MACHIAVELLI: We got rid of our generals a century ago, Don Cesare. We don't make war any more, we negotiate magnificent capitulations. We Florentines are diplomats, not soldiers; we're artists and tradesmen, not warriors and brutes. You win the wars, we'll win the surrenders - and the resulting trade agreements.

CESARE: Bravo, Signore diplomat!

MACHIAVELLI: And then we rise up, bankers and sellers to all Europe. You are all fortifications and barracks, Excellency; we are the Grand Bazaar of Western civilization. You hire Leonardo Da Vinci to design the artillery to demolish Urbino; we commission him to paint frescos which will captivate the world!

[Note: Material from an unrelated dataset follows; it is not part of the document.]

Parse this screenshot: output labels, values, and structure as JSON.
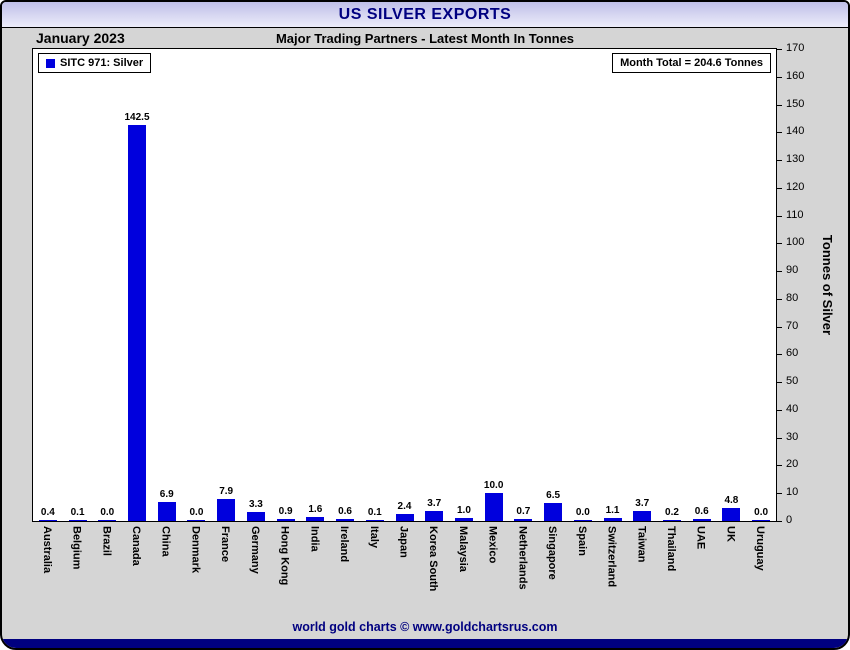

CESARE: And to fiddle while Florence burns. Aren’t you still fiddling around in Pisa? How's that sorry little war going?

MACHIAVELLI: Pisa’s not honoring our trade agreements...

CESARE: Pisa’s spitting in your fucking face! You’ve been fighting with them for eleven years, but you can’t go in for the kill! They lean, like their fiasco of a tower, but they don’t fall!

MACHIAVELLI: Our army...

CESARE: Your army? Foreign soldiers, all of them! German mercenaries - who get bought off by the higher bidder? Your Germans want to keep the war going, ‘cause it’s their paycheck! You want Pisa back: Get your thousand and twenty out of the council room and into battle! Get your Florentines into armor!

MACHIAVELLI: They’d never vote for it.

CESARE: (audaciously threatening )Round 'em up with fishhooks in their tongues, then they'll vote for it! (a moment of stunned silence as MACHIAVELLI considers this.) What do you want from me, Mackie? Why did you come?